Other factors, such as financial stress, relationship and communication problems or a history of depression in the family may contribute to postpartum depression.

Identifying postpartum depression is crucial since it IS treatable. Often it will become the responsibility of the partner or other friends and family to watch new mothers for signs of depression. Postpartum depression can occur anytime after birth - even up to a year after.

The National Women's Health Information center lists these signs to watch for in mothers who may be suffering more than the baby blues:

Feeling restless or irritable

Feeling sad, hopeless, and overwhelmed

Crying a lot

Having no energy or motivation

Eating too little or too much

Sleeping too little or too much

Trouble focusing, remembering, or making decisions

Feeling worthless and guilty

Loss of interest or pleasure in activities

Withdrawal from friends and family

Having headaches, chest pains, heart palpitations (the heart beating fast and feeling like it is skipping beats), or hyperventilation (fast and shallow breathing)

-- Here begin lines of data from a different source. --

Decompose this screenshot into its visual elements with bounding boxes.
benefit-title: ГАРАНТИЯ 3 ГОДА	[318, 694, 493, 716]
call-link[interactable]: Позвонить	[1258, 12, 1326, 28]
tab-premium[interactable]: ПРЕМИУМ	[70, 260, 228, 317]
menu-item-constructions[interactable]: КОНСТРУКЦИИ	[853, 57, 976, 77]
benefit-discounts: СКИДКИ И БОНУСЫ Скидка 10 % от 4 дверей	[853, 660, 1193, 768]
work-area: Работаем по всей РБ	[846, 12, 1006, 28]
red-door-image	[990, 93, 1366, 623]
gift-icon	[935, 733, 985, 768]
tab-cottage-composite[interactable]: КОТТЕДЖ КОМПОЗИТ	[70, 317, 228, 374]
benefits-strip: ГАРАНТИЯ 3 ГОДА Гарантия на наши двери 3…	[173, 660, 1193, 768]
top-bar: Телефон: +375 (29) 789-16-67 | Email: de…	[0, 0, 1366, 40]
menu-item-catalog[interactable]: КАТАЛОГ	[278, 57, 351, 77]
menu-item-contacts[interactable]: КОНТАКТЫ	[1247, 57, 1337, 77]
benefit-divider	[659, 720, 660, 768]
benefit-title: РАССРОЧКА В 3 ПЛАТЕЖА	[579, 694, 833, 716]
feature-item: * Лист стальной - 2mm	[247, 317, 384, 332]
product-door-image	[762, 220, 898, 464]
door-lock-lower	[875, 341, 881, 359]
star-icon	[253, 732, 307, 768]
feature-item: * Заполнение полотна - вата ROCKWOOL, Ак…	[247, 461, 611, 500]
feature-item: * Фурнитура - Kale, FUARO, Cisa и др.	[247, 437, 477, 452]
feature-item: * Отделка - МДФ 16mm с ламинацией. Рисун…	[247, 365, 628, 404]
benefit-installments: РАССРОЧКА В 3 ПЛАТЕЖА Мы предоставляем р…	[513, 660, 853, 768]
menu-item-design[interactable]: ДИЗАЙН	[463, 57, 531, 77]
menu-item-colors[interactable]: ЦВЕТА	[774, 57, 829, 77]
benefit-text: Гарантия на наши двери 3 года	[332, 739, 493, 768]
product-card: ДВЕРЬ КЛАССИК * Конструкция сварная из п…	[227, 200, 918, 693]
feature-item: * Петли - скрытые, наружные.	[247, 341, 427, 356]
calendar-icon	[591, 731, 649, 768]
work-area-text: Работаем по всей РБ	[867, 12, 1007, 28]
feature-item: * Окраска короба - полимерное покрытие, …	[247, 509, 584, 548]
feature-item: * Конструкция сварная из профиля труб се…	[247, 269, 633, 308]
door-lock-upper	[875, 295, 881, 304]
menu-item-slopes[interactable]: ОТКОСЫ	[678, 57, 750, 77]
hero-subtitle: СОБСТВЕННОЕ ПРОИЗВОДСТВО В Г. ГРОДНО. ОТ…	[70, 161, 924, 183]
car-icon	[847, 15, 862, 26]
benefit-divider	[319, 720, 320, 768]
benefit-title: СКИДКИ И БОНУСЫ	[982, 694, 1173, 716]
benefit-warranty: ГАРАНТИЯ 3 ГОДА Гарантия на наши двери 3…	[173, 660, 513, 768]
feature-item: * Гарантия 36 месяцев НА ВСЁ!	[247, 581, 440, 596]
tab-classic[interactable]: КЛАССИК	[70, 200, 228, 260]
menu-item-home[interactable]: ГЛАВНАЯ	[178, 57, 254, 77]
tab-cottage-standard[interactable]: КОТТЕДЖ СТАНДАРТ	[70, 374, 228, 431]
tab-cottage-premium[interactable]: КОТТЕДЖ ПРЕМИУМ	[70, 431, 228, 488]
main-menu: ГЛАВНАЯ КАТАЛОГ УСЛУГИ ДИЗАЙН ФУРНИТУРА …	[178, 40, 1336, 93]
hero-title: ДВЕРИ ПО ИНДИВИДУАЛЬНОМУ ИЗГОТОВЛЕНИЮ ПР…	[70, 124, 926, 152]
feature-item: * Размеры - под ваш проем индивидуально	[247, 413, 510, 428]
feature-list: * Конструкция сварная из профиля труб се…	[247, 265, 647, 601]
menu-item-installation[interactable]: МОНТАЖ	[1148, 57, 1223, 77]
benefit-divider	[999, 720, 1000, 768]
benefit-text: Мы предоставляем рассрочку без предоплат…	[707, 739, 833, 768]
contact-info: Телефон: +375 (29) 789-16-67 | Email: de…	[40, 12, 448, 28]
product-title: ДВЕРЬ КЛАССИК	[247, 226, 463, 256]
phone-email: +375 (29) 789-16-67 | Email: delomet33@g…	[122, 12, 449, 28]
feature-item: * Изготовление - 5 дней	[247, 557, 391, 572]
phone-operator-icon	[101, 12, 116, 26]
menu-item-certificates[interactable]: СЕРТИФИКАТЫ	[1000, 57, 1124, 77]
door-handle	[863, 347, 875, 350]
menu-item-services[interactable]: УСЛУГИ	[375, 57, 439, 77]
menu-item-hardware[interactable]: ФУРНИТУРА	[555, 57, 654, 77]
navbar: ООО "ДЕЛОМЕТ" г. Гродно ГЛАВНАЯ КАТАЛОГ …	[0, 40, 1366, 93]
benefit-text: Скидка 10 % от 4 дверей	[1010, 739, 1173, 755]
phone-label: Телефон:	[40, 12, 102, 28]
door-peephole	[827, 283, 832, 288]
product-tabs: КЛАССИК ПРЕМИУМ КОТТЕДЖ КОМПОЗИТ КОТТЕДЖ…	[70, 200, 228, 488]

After pregnancy, signs of depression may also include being afraid of hurting the baby or oneself and not having any interest in the baby.

It is very important for mothers to have a strong support system in place since the demands of caring for an infant, especially when other children are present, can lead to stress and burnout. All most mothers need is loving care and someone to talk to. For those suffering with depression, it is even more crucial.